The input test file will contain multiple cases. Each test case consists of a single line containing 81 characters, which represent the 81 squares of the Sudoku grid, given one row at a time. Each character is either a digit (from 1 to 9) or a period (used to indicate an unfilled square). You may assume that each puzzle in the input will have exactly one solution. The end-of-file is denoted by a single line containing the word “end”.

Output

For each test case, print a line representing the completed Sudoku puzzle.

Sample Input

.2738..1..1...6735.......293.5692.8...........6.1745.364.......9518...7..8..6534.

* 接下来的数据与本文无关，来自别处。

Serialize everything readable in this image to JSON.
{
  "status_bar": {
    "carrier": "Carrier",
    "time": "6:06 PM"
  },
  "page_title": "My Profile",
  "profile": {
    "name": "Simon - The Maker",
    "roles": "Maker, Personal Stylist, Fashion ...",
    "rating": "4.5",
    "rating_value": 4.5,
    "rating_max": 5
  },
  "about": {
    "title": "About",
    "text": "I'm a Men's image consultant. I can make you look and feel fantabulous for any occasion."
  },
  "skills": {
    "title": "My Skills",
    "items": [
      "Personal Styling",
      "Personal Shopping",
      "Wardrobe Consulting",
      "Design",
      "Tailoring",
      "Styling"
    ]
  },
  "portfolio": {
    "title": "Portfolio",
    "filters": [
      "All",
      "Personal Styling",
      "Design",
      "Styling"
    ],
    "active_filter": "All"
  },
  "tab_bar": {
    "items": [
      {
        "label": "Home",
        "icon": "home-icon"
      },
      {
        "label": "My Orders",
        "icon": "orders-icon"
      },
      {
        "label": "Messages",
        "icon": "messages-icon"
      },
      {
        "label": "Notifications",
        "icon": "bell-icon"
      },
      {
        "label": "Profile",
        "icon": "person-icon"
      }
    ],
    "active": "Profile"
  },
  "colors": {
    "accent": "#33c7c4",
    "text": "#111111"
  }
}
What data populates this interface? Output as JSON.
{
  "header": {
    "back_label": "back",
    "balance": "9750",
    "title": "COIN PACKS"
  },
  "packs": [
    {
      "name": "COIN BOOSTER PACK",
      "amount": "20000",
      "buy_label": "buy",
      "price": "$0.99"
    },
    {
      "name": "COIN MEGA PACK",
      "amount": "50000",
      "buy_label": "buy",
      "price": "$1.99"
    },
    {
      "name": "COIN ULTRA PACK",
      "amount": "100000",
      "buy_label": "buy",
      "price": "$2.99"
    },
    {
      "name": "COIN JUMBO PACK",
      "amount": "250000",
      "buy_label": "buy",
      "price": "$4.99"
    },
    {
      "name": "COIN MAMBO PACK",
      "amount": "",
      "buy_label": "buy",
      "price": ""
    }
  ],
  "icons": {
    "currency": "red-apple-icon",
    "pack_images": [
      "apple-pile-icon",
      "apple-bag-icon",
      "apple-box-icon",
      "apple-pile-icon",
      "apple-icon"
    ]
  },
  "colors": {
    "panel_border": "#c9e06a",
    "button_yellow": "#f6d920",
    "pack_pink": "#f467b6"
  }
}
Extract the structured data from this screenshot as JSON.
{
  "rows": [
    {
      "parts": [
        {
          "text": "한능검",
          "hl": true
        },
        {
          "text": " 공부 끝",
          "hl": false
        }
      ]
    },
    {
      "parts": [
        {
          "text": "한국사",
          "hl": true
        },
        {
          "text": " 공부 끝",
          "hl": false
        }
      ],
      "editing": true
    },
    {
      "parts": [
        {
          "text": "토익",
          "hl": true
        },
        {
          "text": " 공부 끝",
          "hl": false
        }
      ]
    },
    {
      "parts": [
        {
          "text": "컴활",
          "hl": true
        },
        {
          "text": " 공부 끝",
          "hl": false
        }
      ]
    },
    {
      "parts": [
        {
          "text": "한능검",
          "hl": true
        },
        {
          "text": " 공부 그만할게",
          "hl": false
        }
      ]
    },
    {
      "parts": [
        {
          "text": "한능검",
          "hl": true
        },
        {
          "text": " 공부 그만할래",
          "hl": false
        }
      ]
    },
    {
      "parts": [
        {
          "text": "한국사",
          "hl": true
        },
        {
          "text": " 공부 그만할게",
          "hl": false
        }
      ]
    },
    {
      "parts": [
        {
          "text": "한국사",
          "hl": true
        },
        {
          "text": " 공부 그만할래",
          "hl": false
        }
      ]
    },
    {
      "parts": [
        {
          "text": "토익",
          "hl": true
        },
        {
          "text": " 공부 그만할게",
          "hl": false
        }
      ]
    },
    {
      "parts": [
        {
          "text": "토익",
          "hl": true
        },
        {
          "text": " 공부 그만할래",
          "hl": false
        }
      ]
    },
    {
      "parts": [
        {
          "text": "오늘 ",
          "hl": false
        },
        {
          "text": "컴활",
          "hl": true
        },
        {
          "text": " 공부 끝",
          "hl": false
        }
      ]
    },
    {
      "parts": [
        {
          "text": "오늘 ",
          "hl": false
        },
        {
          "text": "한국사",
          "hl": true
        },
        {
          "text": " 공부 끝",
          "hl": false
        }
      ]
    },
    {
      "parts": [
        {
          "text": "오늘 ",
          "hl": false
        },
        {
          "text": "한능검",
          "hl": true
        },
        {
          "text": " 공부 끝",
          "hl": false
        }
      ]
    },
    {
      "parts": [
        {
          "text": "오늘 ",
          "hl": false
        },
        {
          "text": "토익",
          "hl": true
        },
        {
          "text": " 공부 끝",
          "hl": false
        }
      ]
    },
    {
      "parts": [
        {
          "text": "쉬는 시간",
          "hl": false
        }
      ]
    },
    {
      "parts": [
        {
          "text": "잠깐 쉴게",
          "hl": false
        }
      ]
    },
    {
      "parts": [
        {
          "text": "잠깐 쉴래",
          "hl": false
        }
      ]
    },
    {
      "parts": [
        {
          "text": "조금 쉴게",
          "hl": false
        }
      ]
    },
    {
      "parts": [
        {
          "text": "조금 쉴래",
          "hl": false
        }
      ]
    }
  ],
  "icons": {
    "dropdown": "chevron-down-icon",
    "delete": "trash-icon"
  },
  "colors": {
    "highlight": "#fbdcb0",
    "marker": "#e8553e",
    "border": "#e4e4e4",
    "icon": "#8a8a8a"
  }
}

......52..8.4......3...9...5.1...6..2..7........3.....6...1..........7.4.......3.

end

Sample Output

527389416819426735436751829375692184194538267268174593643217958951843672782965341

416837529982465371735129468571298643293746185864351297647913852359682714128574936

思路：DFS解这道题有点极限，需要优化的东西比较复杂，参考了网上的位运算优化，终于以700ms的解决了，如果不位运算优化很难去不超时的去解这道问题

附上原超时代码,此代码修改一下应该可以过F题，单纯的求数独的题

代码：

​

#include<cstdio>

#include<cstring>

#include<iostream>

#include<algorithm>

#include<queue>

#include<vector>

#include<cmath>

#include<set>

#include<stack>

#include<map>

#define MAX 10005

typedef long long ll;

using namespace std;

int cnt,flag;

int Map[10][10],vistrow[10][10],vistcol[10][10],vistkaui[10][10][10];

struct node

{

	int x,y;

}a[100];

void DFS(int x)

{

	if(x == cnt)

	{

		flag = 1;

		return;

	}

	int I = a[x].x;

	int J = a[x].y;

	for(int i = 1; i < 10; i++)

	{

		if(!vistrow[I][i] && !vistcol[J][i] && !vistkaui[I/3][J/3][i])

		{

			Map[I][J] = i;

			vistrow[I][i] = 1;

			vistcol[J][i] = 1;

			vistkaui[I/3][J/3][i] = 1;

			DFS(x+1);

			if(!flag)

			{

				Map[I][J] = '.';

				vistrow[I][i] = 0;

				vistcol[J][i] = 0;

				vistkaui[I/3][J/3][i] = 0;

			}

		}

	}

}

int main()

{

	int T;

	while(1)

	{

		memset(vistrow,0,sizeof(vistrow));

		memset(vistcol,0,sizeof(vistcol));

		memset(vistkaui,0,sizeof(vistkaui));

		cnt = 0;

		flag = 0;

		for(int i = 0; i < 9; i++)

		{

			for(int j = 0; j < 9; j++)

			{

			    scanf("%c",Map[i][j]);

				if(Map[i][j] == '.')

				{

					a[cnt].x = i;

					a[cnt++].y = j;

				}

				else

				{

					vistrow[i][Map[i][j]-'] = 1;

					vistcol[j][Map[i][j]] = 1;

					vistkaui[i/3][j/3][Map[i][j]] = 1;

				}

			}

		}

		DFS(0);

		for(int i = 0; i < 9; i++)

			for(int j = 0; j < 9; j++)

			{

				if(j == 8)

					printf("%c\n",Map[i][j]);

				else

					printf("%c",Map[i][j]);

			}

	}

	return 0;

}

​

AC代码：

#include<cstdio>

#include<cstring>

#include<iostream>

#include<algorithm>

#include<queue>

#include<vector>

#include<cmath>

#include<set>

#include<stack>

#include<map>

#define MAX 10005

using namespace std;

char Map[10][10];

int vistrow[10],vistcol[10];

int grid[10],rec[512],num[512];

inline int g(int x,int y)

{

    return (x/3)*3+y/3;

}

inline void flip(int x,int y,int to)

{

    vistrow[x]^=1<<to;

    vistcol[y]^=1<<to;

    grid[g(x,y)]^=1<<to;

}

bool DFS(int x)

{

    if(x==0) return 1;

    int minn=10,xx,yy;

    for(int i=0;i<9;i++) {

        for(int j=0;j<9;j++)

		{

            if(Map[i][j]=='.')

			{

                int val=vistrow[i]&vistcol[j]&grid[g(i,j)];

                if(!val) return 0;

                if(rec[val]<minn) {

                    minn=rec[val],xx=i,yy=j;

                }

            }

        }

    }

    int val=vistrow[xx]&vistcol[yy]&grid[g(xx,yy)];

    for(;val;val-=val&-val) {

        int to=num[val&-val];

        Map[xx][yy]=to+'1';

        flip(xx,yy,to);

        if(DFS(x-1)) return 1;

        flip(xx,yy,to);

        Map[xx][yy]='.';

    }

    return 0;

}

int main() {

    for(int i=0;i<1<<9;i++) {

        for(int j=i;j;j-=j&-j)

            rec[i]++;

    }

    for(int i=0;i<9;i++) {

        num[1<<i]=i;

    }

    char s[100];

    while(~scanf("%s",s)&&s[0]!='e') {

        for(int i=0;i<9;i++)

		vistrow[i]=vistcol[i]=grid[i]=(1<<9)-1;

        int tot=0;

        for(int i=0;i<9;i++) {

            for(int j=0;j<9;j++) {

                Map[i][j]=s[i*9+j];

                if(Map[i][j]!='.') flip(i,j,Map[i][j]-'1');

                else ++tot;

            }

        }

        DFS(tot);

        for(int i=0;i<9;i++)

            for(int j=0;j<9;j++)

                printf("%c",Map[i][j]);

        printf("\n");

    }

    return 0;

}

数独求解问题（DFS+位运算优化）的相关教程结束。